Sierra Leone’s GDP growth has sharply declined, despite its positive growth in recent years. All its post-war achievements in the health, education, justice and employment sectors are in jeopardy. The Committee will know from its visits and from the testimonies it has heard that all the schools in Sierra Leone have been permanently closed, and there is a real risk of losing a generation. A generation of young people in Sierra Leone will never get the education they need to improve their life chances, get into meaningful work, break the cycle of deprivation, create a better life for themselves, their families and their communities, and create a better Sierra Leone in the process.

Let me compare three African countries with varied health systems. Sierra Leone, as my hon. Friend the Member for York Central said, has about 136 doctors and just over 1,000 nurses for 6 million people. That is the equivalent of one doctor for almost every 50,000 members of the population. Sadly, since November, more than 100 health workers, including five doctors, have lost their lives to Ebola.
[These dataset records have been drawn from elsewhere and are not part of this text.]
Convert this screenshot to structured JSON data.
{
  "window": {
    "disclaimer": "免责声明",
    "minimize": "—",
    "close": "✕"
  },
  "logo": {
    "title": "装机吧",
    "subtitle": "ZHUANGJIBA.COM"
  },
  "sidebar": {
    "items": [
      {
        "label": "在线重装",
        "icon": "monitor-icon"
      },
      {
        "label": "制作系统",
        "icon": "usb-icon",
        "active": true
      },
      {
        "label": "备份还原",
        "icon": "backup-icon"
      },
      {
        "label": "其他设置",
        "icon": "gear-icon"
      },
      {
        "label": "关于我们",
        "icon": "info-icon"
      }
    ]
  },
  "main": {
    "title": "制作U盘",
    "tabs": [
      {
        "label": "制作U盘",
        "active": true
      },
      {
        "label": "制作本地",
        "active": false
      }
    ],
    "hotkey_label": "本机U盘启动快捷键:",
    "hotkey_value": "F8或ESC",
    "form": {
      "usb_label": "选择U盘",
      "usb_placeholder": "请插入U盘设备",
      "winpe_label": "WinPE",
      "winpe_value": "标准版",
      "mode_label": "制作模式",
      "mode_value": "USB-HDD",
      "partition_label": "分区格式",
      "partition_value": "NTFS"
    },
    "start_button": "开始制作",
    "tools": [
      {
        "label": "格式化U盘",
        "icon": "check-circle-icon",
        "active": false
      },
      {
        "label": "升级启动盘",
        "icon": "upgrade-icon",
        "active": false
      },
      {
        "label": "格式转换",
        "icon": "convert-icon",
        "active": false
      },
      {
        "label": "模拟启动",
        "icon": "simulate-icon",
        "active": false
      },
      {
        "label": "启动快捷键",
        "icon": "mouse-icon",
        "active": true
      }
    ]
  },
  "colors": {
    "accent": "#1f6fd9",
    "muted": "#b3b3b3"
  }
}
It is even worse in Liberia, which has an estimated 60 doctors and 1,000 nurses for 4.3 million people.

In contrast, Rwanda has more than 55,000 health workers for its population. The president of the World Bank, Jim Yong Kim, said:

“If this had happened in Rwanda we would have had it under control.”

That shows the difference that a meaningful health care system can have. It demonstrates that there is no substitute for adequate local health care cover. If there is no functioning health service, a single outbreak can turn into a global crisis.